Le Syndrôme de Noé, quant à lui, est bien un TAC, mais il s’agit ici d’accumuler des animaux ! Il désigne le fait de recueillir des animaux alors que l’on ne dispose pas de la place ou des moyens pour les soigner et les nourrir correctement. Souvent même les cadavres d’animaux sont accumulés. Il s’agit clairement de maltraitance animale mais, de nouveau, ces personnes sont malades et ne reconnaissent pas leur trouble. Elles se pensent bienfaitrices et sont persuadées de bien s’occuper des animaux qu’elles recueillent.
Comment venir en aide à un syllogomane ?
La majorité des personnes estime certainement que pour aider un syllogomane, il suffit d’apporter un container et de vider la maison. Or, la souffrance provoquée par le fait de se séparer d’un objet fait que c’est justement ce qu’il ne faut pas faire. Aider un syllogomane à se désencombrer est un travail de longue haleine qui se fait pas à pas avec psychologie et bienveillance. Il est hors de question de prendre des décisions à sa place sur le fait de jeter tel ou tel objet. Il faut bien évidemment qu’il soit demandeur, ce qui est déjà un obstacle en soi car beaucoup ne reconnaissent pas que leur comportement est problématique.

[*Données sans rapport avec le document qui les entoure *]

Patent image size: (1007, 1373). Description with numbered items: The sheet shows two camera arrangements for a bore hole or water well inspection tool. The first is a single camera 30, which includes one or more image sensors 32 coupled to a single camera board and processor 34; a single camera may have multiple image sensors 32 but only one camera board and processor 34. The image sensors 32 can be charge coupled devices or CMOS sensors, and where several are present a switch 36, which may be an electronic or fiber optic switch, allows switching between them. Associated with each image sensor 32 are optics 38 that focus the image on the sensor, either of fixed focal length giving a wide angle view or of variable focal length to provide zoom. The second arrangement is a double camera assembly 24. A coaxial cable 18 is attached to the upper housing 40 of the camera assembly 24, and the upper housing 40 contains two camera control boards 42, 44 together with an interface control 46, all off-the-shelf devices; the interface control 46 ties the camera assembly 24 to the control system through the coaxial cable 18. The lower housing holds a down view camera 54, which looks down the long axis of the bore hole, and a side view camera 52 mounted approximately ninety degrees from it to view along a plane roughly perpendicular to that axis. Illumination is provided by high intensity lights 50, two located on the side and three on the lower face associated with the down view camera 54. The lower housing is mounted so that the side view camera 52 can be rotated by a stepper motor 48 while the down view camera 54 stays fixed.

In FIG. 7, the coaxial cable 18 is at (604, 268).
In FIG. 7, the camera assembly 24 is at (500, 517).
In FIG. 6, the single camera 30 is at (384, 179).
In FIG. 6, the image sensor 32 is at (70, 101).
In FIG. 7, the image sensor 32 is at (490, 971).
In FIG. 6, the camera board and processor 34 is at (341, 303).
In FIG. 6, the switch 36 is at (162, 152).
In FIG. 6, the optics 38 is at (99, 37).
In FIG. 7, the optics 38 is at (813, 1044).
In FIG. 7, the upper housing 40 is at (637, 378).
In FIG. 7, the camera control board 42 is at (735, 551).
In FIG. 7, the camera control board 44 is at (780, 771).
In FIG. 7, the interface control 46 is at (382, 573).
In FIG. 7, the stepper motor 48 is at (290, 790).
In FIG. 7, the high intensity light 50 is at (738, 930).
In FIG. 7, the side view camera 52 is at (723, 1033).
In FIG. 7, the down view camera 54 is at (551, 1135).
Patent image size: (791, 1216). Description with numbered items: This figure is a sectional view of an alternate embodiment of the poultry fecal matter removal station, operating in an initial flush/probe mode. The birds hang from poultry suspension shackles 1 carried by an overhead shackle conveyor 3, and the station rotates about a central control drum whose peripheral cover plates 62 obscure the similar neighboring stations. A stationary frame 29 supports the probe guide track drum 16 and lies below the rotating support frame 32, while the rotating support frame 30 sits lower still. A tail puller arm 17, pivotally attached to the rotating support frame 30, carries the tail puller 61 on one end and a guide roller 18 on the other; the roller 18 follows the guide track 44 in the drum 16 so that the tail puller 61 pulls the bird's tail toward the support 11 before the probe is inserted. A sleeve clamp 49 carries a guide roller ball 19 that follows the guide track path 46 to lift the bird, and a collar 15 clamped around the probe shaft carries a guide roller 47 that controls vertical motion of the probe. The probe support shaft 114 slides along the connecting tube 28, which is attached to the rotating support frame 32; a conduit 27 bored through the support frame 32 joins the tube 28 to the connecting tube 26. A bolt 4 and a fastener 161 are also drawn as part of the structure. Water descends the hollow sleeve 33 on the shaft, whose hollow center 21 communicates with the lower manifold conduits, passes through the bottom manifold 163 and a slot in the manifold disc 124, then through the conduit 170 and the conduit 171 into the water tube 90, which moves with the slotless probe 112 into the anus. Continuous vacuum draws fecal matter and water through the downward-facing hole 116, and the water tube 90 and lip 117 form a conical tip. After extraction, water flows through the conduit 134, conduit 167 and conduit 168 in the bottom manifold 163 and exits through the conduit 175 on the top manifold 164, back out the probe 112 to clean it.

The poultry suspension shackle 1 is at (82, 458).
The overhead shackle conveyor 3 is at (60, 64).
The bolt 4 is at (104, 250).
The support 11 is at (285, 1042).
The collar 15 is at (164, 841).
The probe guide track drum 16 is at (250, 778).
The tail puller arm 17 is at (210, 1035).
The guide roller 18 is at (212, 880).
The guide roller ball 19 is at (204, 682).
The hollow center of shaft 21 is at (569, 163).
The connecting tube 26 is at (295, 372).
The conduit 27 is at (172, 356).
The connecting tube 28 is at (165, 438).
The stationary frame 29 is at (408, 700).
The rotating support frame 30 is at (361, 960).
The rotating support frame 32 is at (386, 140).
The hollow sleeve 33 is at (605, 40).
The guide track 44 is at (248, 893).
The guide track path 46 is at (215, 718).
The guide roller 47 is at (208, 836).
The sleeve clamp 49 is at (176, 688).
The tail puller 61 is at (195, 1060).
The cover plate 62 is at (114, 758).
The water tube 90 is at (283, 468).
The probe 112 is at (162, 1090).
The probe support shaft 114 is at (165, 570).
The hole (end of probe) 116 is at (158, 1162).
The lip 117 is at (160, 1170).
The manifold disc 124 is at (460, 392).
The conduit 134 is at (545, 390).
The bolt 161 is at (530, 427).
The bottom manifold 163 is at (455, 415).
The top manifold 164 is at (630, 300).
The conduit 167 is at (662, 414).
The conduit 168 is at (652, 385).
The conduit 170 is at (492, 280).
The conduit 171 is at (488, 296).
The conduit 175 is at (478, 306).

Quand une aide externe est souhaitée par le patient car son entourage s’y prend mal, il ne sait généralement pas à qui s’adresser. Aucun professionnel n’est spécialisé pour aider concrètement une personne souffrant de ce trouble. Le home organiser est la personne la plus appropriée, mais la plupart n’acceptent pas d’intervenir. Personnellement ce n’est pas mon cas, mais ce n’est qu’en concertation avec le psychiatre que j’interviendrai car il est important qu’il y ait une prise en charge spécifique en parallèle, ne fût-ce que pour éviter que le comportement ne revienne après avoir désencombré. Le suivi peut se faire en présentiel ou en mêlant le présentiel et le suivi à distance avec des missions à réaliser par le malade entre les séances à deux.
En Belgique il n’y a pas, à ma connaissance, de structure spécialisée pour venir en aide aux personnes atteintes de syllogomanie. Dans d’autres pays, comme au Canada, des “comités TAC” se sont mis en place en 2018 pour sensibiliser la population et coordonner l’aide aux malades.
Voici d’ailleurs un court reportage de Radio Canada avec une visite chez une accumulatrice compulsive :
Espérons qu'à l'avenir des initiatives comme celle prise au Canada fleurissent chez nous.